Los delirios extravagantes del que en mala hora nos desgobierna suscitan descrédito para la izquierda, la democracia y nuestra patria colombiana.
Hay una izquierda seria a la que la civilización política le debe mucho, pues gracias a ella ha mejorado la suerte de millones de personas desfavorecidas por la fortuna. No hay que satanizar a la izquierda per se. La que debe combatirse es la izquierda extremista y demagógica, que se identifica con el populismo, tal como la predica el espurio e indigno habitante actual de la Casa de Nariño, que es un comunista recalcitrante que engaña cobijándose bajo el manto de la socialdemocracia, a la que su maestro Lenin combatía inmisericordemente.

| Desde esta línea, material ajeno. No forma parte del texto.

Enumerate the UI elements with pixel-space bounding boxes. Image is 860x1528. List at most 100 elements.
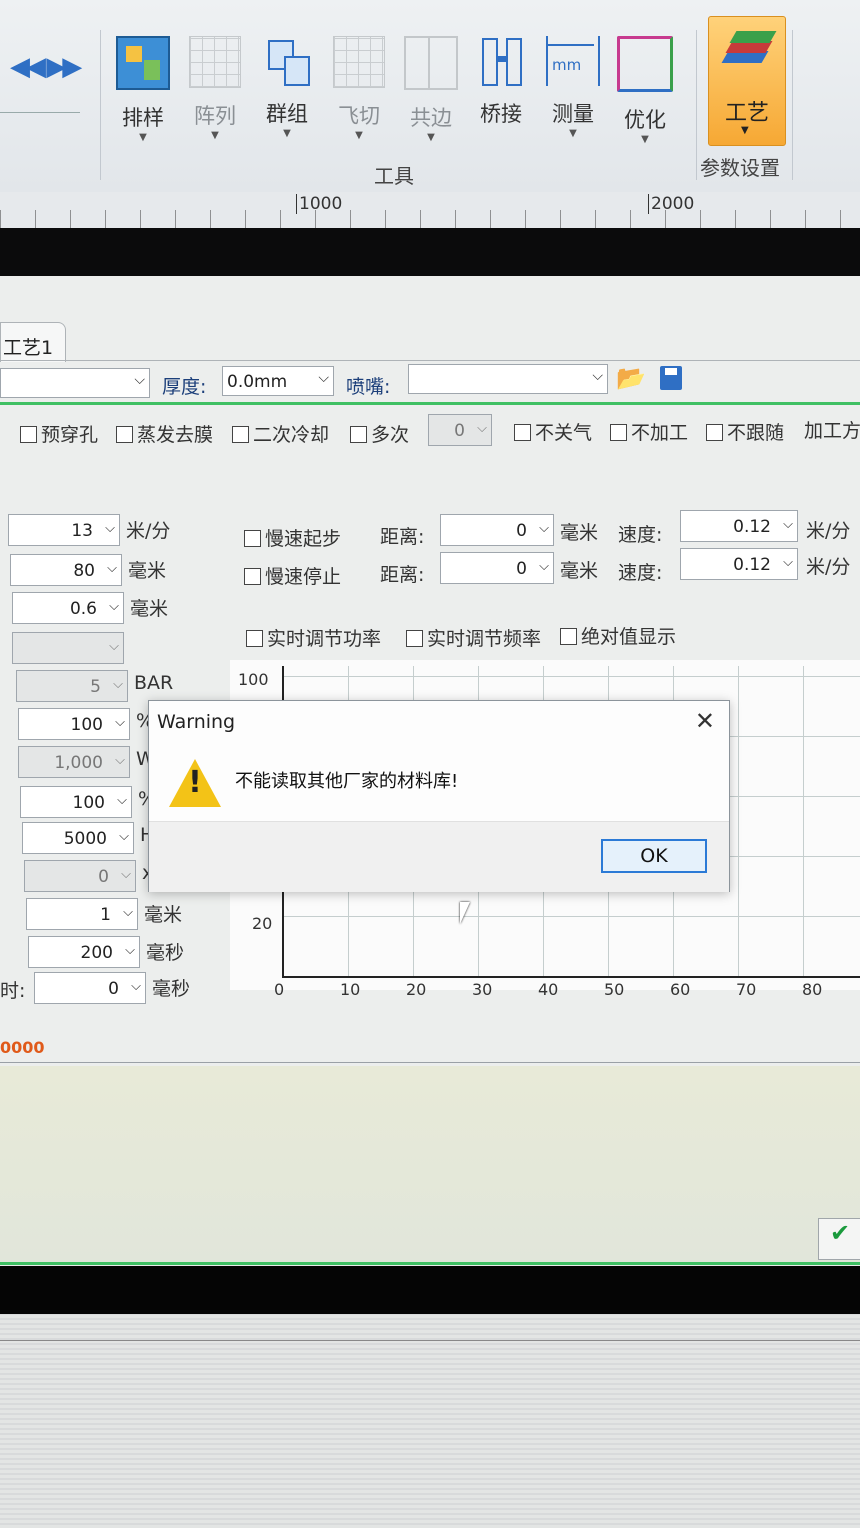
tool-label: 测量 bbox=[552, 102, 594, 126]
checkbox-no-follow[interactable]: 不跟随 bbox=[706, 418, 784, 446]
close-icon[interactable]: ✕ bbox=[695, 707, 715, 735]
chevron-down-icon: ⌵ bbox=[123, 905, 133, 920]
param-select-1[interactable]: 13 ⌵ bbox=[8, 514, 120, 546]
confirm-checkmark-button[interactable]: ✔ bbox=[818, 1218, 860, 1260]
slow-stop-distance-select[interactable]: 0 ⌵ bbox=[440, 552, 554, 584]
nesting-icon bbox=[116, 36, 170, 90]
checkbox-box bbox=[232, 426, 249, 443]
ruler-label: 1000 bbox=[296, 194, 342, 214]
checkbox-second-cooling[interactable]: 二次冷却 bbox=[232, 420, 329, 448]
slow-stop-speed-select[interactable]: 0.12 ⌵ bbox=[680, 548, 798, 580]
tool-fly-cut-button[interactable]: 飞切 ▼ bbox=[324, 30, 394, 150]
checkbox-realtime-power[interactable]: 实时调节功率 bbox=[246, 624, 381, 652]
field-value: 100 bbox=[70, 715, 103, 735]
checkbox-label: 不加工 bbox=[631, 422, 689, 444]
chevron-down-icon: ⌵ bbox=[318, 370, 329, 386]
chevron-down-icon: ⌵ bbox=[119, 829, 129, 844]
tool-nesting-button[interactable]: 排样 ▼ bbox=[108, 30, 178, 150]
optimize-icon bbox=[617, 36, 673, 92]
material-select[interactable]: ⌵ bbox=[0, 368, 150, 398]
param-select-2[interactable]: 80 ⌵ bbox=[10, 554, 122, 586]
ribbon-separator bbox=[100, 30, 101, 180]
param-select-8[interactable]: 100 ⌵ bbox=[20, 786, 132, 818]
dialog-message: 不能读取其他厂家的材料库! bbox=[235, 771, 459, 792]
chevron-down-icon: ⌵ bbox=[115, 715, 125, 730]
group-icon bbox=[262, 36, 312, 86]
checkbox-no-process[interactable]: 不加工 bbox=[610, 418, 688, 446]
chevron-down-icon: ⌵ bbox=[477, 421, 487, 436]
speed-label: 速度: bbox=[618, 524, 663, 546]
chevron-down-icon: ▼ bbox=[355, 130, 363, 141]
accent-divider bbox=[0, 1262, 860, 1265]
tool-array-button[interactable]: 阵列 ▼ bbox=[180, 30, 250, 150]
checkbox-label: 多次 bbox=[371, 424, 410, 446]
tool-measure-button[interactable]: mm 测量 ▼ bbox=[538, 30, 608, 150]
save-icon[interactable] bbox=[660, 366, 682, 390]
accent-divider bbox=[0, 402, 860, 405]
measure-unit: mm bbox=[552, 56, 582, 74]
param-select-9[interactable]: 5000 ⌵ bbox=[22, 822, 134, 854]
chevron-down-icon: ⌵ bbox=[121, 867, 131, 882]
checkbox-pre-pierce[interactable]: 预穿孔 bbox=[20, 420, 98, 448]
measure-icon: mm bbox=[546, 36, 600, 86]
chevron-down-icon: ▼ bbox=[139, 132, 147, 143]
tool-optimize-button[interactable]: 优化 ▼ bbox=[610, 30, 680, 150]
tool-label: 阵列 bbox=[194, 104, 236, 128]
param-select-12[interactable]: 200 ⌵ bbox=[28, 936, 140, 968]
param-select-10[interactable]: 0 ⌵ bbox=[24, 860, 136, 892]
checkbox-no-gas-off[interactable]: 不关气 bbox=[514, 418, 592, 446]
param-select-6[interactable]: 100 ⌵ bbox=[18, 708, 130, 740]
thickness-select[interactable]: 0.0mm ⌵ bbox=[222, 366, 334, 396]
unit-label: 毫米 bbox=[128, 560, 167, 582]
tool-common-edge-button[interactable]: 共边 ▼ bbox=[396, 30, 466, 150]
checkbox-box bbox=[350, 426, 367, 443]
multi-count-select[interactable]: 0 ⌵ bbox=[428, 414, 492, 446]
tab-process-1[interactable]: 工艺1 bbox=[0, 322, 66, 362]
status-number: 0000 bbox=[0, 1038, 45, 1057]
tool-label: 群组 bbox=[266, 102, 308, 126]
checkbox-film-removal[interactable]: 蒸发去膜 bbox=[116, 420, 213, 448]
field-value: 100 bbox=[72, 793, 105, 813]
checkbox-realtime-frequency[interactable]: 实时调节频率 bbox=[406, 624, 541, 652]
checkbox-multiple[interactable]: 多次 bbox=[350, 420, 409, 448]
chevron-down-icon: ⌵ bbox=[783, 517, 793, 532]
chevron-down-icon: ⌵ bbox=[592, 368, 603, 384]
checkbox-slow-start[interactable]: 慢速起步 bbox=[244, 524, 341, 552]
slow-start-speed-select[interactable]: 0.12 ⌵ bbox=[680, 510, 798, 542]
param-select-5[interactable]: 5 ⌵ bbox=[16, 670, 128, 702]
checkbox-absolute-display[interactable]: 绝对值显示 bbox=[560, 622, 676, 650]
checkbox-label: 绝对值显示 bbox=[581, 626, 677, 648]
param-select-7[interactable]: 1,000 ⌵ bbox=[18, 746, 130, 778]
field-value: 13 bbox=[71, 521, 93, 541]
bottom-area bbox=[0, 1314, 860, 1528]
chevron-down-icon: ⌵ bbox=[105, 521, 115, 536]
field-label: 时: bbox=[0, 980, 26, 1002]
open-folder-icon[interactable]: 📂 bbox=[616, 364, 646, 392]
panel-divider bbox=[0, 1062, 860, 1063]
tool-label: 飞切 bbox=[338, 104, 380, 128]
checkbox-label: 实时调节频率 bbox=[427, 628, 542, 650]
tool-bridge-button[interactable]: 桥接 bbox=[466, 30, 536, 150]
craft-button[interactable]: 工艺 ▼ bbox=[708, 16, 786, 146]
x-tick-label: 10 bbox=[340, 980, 361, 999]
param-select-3[interactable]: 0.6 ⌵ bbox=[12, 592, 124, 624]
tool-group-button[interactable]: 群组 ▼ bbox=[252, 30, 322, 150]
multi-count-value: 0 bbox=[454, 421, 465, 441]
mouse-pointer-icon bbox=[460, 902, 470, 924]
param-select-11[interactable]: 1 ⌵ bbox=[26, 898, 138, 930]
ok-button[interactable]: OK bbox=[601, 839, 707, 873]
checkbox-box bbox=[560, 628, 577, 645]
graph-x-axis bbox=[282, 976, 860, 978]
checkbox-slow-stop[interactable]: 慢速停止 bbox=[244, 562, 341, 590]
ribbon-scroll-arrows-icon[interactable]: ◀◀ ▶▶ bbox=[10, 52, 82, 82]
unit-label: 毫秒 bbox=[152, 978, 191, 1000]
slow-start-distance-select[interactable]: 0 ⌵ bbox=[440, 514, 554, 546]
param-select-13[interactable]: 0 ⌵ bbox=[34, 972, 146, 1004]
checkbox-box bbox=[244, 530, 261, 547]
checkbox-label: 不跟随 bbox=[727, 422, 785, 444]
nozzle-select[interactable]: ⌵ bbox=[408, 364, 608, 394]
mini-ruler bbox=[0, 112, 80, 125]
param-select-4[interactable]: ⌵ bbox=[12, 632, 124, 664]
tool-label: 共边 bbox=[410, 106, 452, 130]
chevron-down-icon: ⌵ bbox=[125, 943, 135, 958]
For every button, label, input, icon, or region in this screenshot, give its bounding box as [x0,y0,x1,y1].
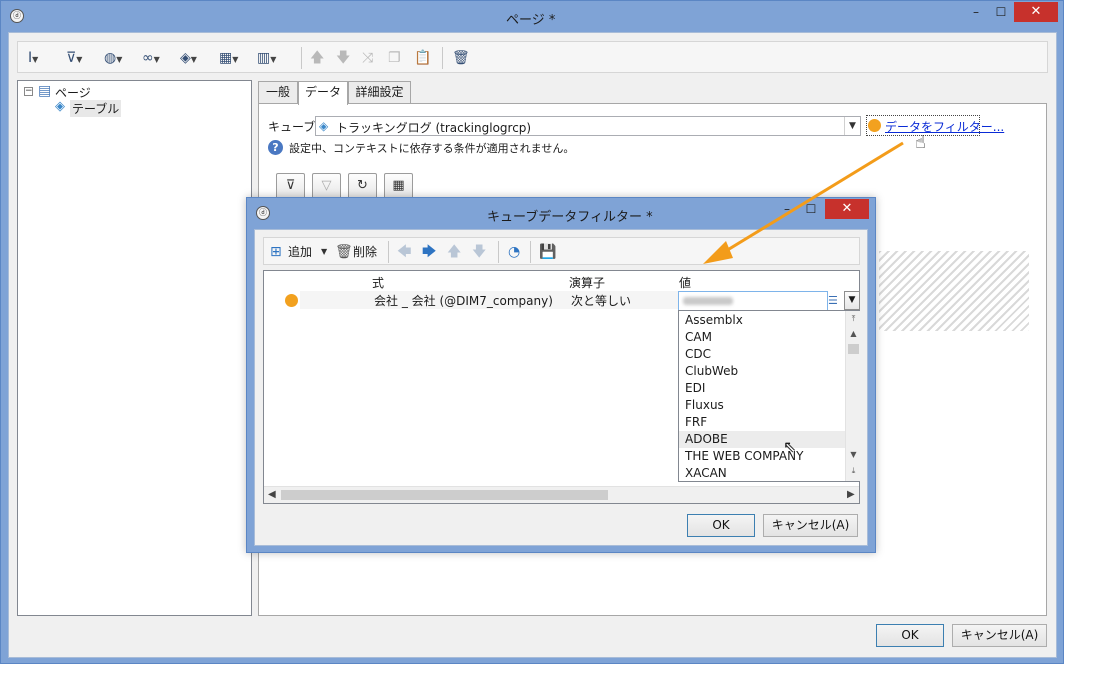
annotation-arrow [703,141,904,264]
annotation-arrow-line [715,141,904,259]
annotation-arrow-head [703,241,733,264]
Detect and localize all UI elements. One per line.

Por supuesto que, como sucede con toda fórmula política, no todo en la socialdemocracia es digno de encomio. Obran en ella tendencias que deben considerarse con cautela, pues llevadas al extremo son muy perjudiciales.
En Europa occidental la democracia cristiana sirvió de contrapeso para evitar esos excesos. La paz social que reinó después de la Segunda Guerra Mundial en esos países se obtuvo por la acción combinada de esas dos grandes corrientes políticas, que mantuvieron el acuerdo sobre lo fundamental que reclamaba para nosotros el malogrado Álvaro Gómez. Habiendo buena voluntad, de la que están exentos los sectarismos de todo pelambre, resulta posible hallar concordancias entre los distintos sectores sociales para satisfacer las demandas populares. Así, las reformas en lo laboral, lo pensional, la salud, lo agrario y otras más que se consideran necesarias para nuestra sociedad podrían haberse concertado si de parte del desgobierno actual hubiese habido apertura al diálogo razonable, en lugar de confiarle la interlocución a unos ministros comunistas prisioneros de sus prejuicios ideológicos.
Que a la presidencia haya llegado un personaje de la torva calaña de quien hoy la ocupa pone de manifiesto una aguda crisis de nuestra democracia. Un argumento clásico contra el sistema democrático señala que en él reina la tendencia a nivelar por lo bajo la calidad de los llamados a ejercer el gobierno. Los desaciertos del desgobierno actual parecen darles la razón a esos críticos, que olvidan que ningún otro sistema garantiza que se elija a los mejores. Para que funcione correctamente, la democracia necesita filtros que encaucen sus tendencias en procura del bien común. Por ejemplo, el sistema de partidos, que entre nosotros ha degenerado en empresas electorales puestas al servicio de apetitos personales, bien concebido favorece la elección de los más aptos para el ejercicio del gobierno.
El tiranuelo que mal lleva las riendas del gobierno profesa una torpe concepción de la democracia que he tildado en varias ocasiones de tumultuaria. Para él, el pueblo no se manifiesta en el ejercicio sosegado de una racionalidad individual debidamente informada y estructurada, sino en las manifestaciones emocionales y apasionadas de las muchedumbres reducidas al estado de masas. Olvida que la voluntad popular, esa voluntad general de que hablaba Rousseau, es una peligrosa entelequia que suele derivar en el totalitarismo. En rigor, esa voluntad se forma a través del diálogo entre sectores sociales significativos, tal como se da en los parlamentos o congresos que ese tiranuelo dice no necesitar.
En fin, como lo dijo hace algún tiempo Vicky Dávila, ese tiranuelo es una vergüenza para Colombia. Agrego que es algo peor: una desgracia. Sus exabruptos nos han convertido en el hazmerreir del mundo civilizado. En el exterior se burlan de nosotros y con sobra de buenos motivos.
Gaitán proclamó en su momento la consigna de la restauración moral de la república. Hoy, más que nunca antes, es el programa que hay que seguir para que salgamos del cenagal en que nos está sumiendo el orate que nos desgobierna.